Архимандрит прервался – проморгаться и перевести дыхание, и сразу услыхал хихикающих умников.
– Нет, это ты, свят отец, пальцем в небо, а там одно поветрие побасенное! Нет в свете сих существ с благородным передним рогом! Им и не бывать ни «ныне и присно», ни всегда!..
Разумного царя кто-то уверенно потрогал склоненным челом за рукав – это епископ Игнатий все был рядом, выпрямился, улыбался:
– А вот и есть, мила надежа-государь! Зверь-носорог пасется в Африке – бычун! Правду мой брат молвил.
Бучинский и полуполковник Иваницкий подтвердили нехотя реальность зверя.
Архимандрит благодарно взглянул на Игнатия и приосанился.
– Хорошо, продолжай – еще кто там водится? – указал ему уже серьезно царь. – Да не заглядывай за плечи мне – там наш север, а не африканский юг. Не труди глазки, сокол, – по чести, памяти теперь ответствуй.
Игумен порозовел, зажмурился уже для памяти:
– Тамо же есть… в воде глисты… сиречь черви, имеющие две руци, аки человеки… есть длиной в сажень и в локоть, толь сильны – елефанта поймая, влечет в воду и истлевает!
Отрепьев собрался захохотать, а Игнатий опять тронул его:
– И таковые на плаву. Это же аллигаторы.
– А у вас в Рязани и грибы с глазами есть? – не сдержался царь, тише добавил Игнатию только, – што ты дури норовишь? Сам не желаешь в патриархи?
– Ох, желаю! – признался в бороде Игнатий. – Но вот я, батюшка, шепну тебе, только худом уж меня не вспоминай: всяк остросмыслый муж суть алхимист душ человеческих, то есть он ищет способов – врагов в друзей чудесно обращать, как говна в золотинки.
Минуло дня три с того утра, как Священным собором был избран патриархом всей Руси ахеянин Игнатий – и восхищение царя бесценной залежью познаний и филигранной отточкой суждений нового владыки возросло самое меньшее втрое. Но вместе с восторгом прибывала и неясная тревога, несильная, но увлекающая – как костное нытье. Не успевшие преобразиться в друзей, недоброжелатели Игнатия рассказали царю, что грек страстно пьет.
– Нет, с этим все! – сразу ответил Игнатий на грустный вопрос Дмитрия. – В епископах попивал, греха не потаю, а ноне – нет и нет!.. Да почему лопал прежде? Знал: тутошние отцы выше епископа все одно эллину не дадут подняться, sed alia tempora теперь, совсем другая fata!..
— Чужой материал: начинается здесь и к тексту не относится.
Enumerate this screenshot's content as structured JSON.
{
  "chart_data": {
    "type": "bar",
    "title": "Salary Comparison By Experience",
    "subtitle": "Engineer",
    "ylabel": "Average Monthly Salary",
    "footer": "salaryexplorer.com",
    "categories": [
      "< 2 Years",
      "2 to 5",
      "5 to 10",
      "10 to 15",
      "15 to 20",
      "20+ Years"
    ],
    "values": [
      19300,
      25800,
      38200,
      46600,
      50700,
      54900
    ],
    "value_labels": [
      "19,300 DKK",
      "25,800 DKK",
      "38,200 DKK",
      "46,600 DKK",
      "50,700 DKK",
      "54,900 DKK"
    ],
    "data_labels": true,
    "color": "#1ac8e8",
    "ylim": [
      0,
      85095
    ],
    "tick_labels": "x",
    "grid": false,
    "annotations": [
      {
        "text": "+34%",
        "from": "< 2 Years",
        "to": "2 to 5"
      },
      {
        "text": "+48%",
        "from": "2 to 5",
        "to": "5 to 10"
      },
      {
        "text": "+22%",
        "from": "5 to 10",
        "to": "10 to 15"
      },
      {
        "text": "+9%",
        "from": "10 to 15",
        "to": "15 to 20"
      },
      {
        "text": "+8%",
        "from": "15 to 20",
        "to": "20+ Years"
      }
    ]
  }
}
– Смотри, Игнат, – покачал царь головой, – опять не заскучай. Ведь выше патриарха я тебе дать росту тоже не смогу. Разве что, когда Европу покорю, на место папы римского?
– Не заскучаю, даже не тревожься, Мить, – успокаивал патриарх. – То я во мгле рязанской прозябал, а ныне ежесуточно вкушаю просвещенную беседу моего царя, либо его свободных разумением ксендзов, полковников и капитанов!
Отрепьев подумал, что общение с польскими капитанами тоже не самый прямой путь к благочестию и трезвости и намекнул о том Игнатию.
– Мы ж сорокалетних бочек меда не касаемся, – оправдался свободно Игнатий, – так, цедим фряжское или романское…
– Владыко, с легоньких винишек-то надежнее спьянишься богомерзки! – остерег знающе царь и вдруг различил, не зрением, а только чуть дрогнувшим чувством, за непроницаемой бородой грека улыбку тонкого высокомерия.
– Мой корпус совсем одебил, государь, – брякнул грек на обрусевшей латыни, со вздохом потерявшего надежду лекаря. – Хмель же и расширит, и смягчит во человеце телесный сосуд, таков уж способ действия природы, в нем же несть греха.
«Как ловко выворачивается сей всезнайка, а я…», – хотел подумать государь, но только взял благословение, выходя от патриарха, – махнул рукой.
Да нет, досадливо саднящая тревога была не в том, силен ли выпить новый патриарх… Но в чем же?
Отрепьев выбрал бархатные кисточки из петель ворота, вздохнул поглубже, наделяя воздухом и кровью медленно задумавшееся сердце. В груди немного прояснилось, мысли же совсем отошли, и над сердцем проступил зачем-то лик приходского галического дьячка – из бескрайнего и царственного края детства.
В конце ноября, когда Юшке Отрепьеву стало семь лет, призванный отцом в избу священник отслужил покровителю мысли святому Науму молебен и полил голову мальчика, как слабый саженец, прохладною водой. Вслед за священником в избу вошел и сам учитель, дьячок той же церкви. Отец поклонился ему, а мать, подводя сыночка Юрочку, запричитала, промокая кончиками ситцевого платка страшные – от ожидания всех скорбей сыну – глаза.
Отец горячо попросил учителя за леность учащать побои Юрию, и совсем передал ему ученика. Но дьячок сам улыбнулся Юшке ищуще и ласково, – Юшка, забыв сразу об опаске и волнении, смело встал на колени, трижды, как мать с отцом велели, бесстучно лбом коснулся пола, потом учитель трижды же мазнул его небольно плеткой по спине. Так открылось «книжное научение».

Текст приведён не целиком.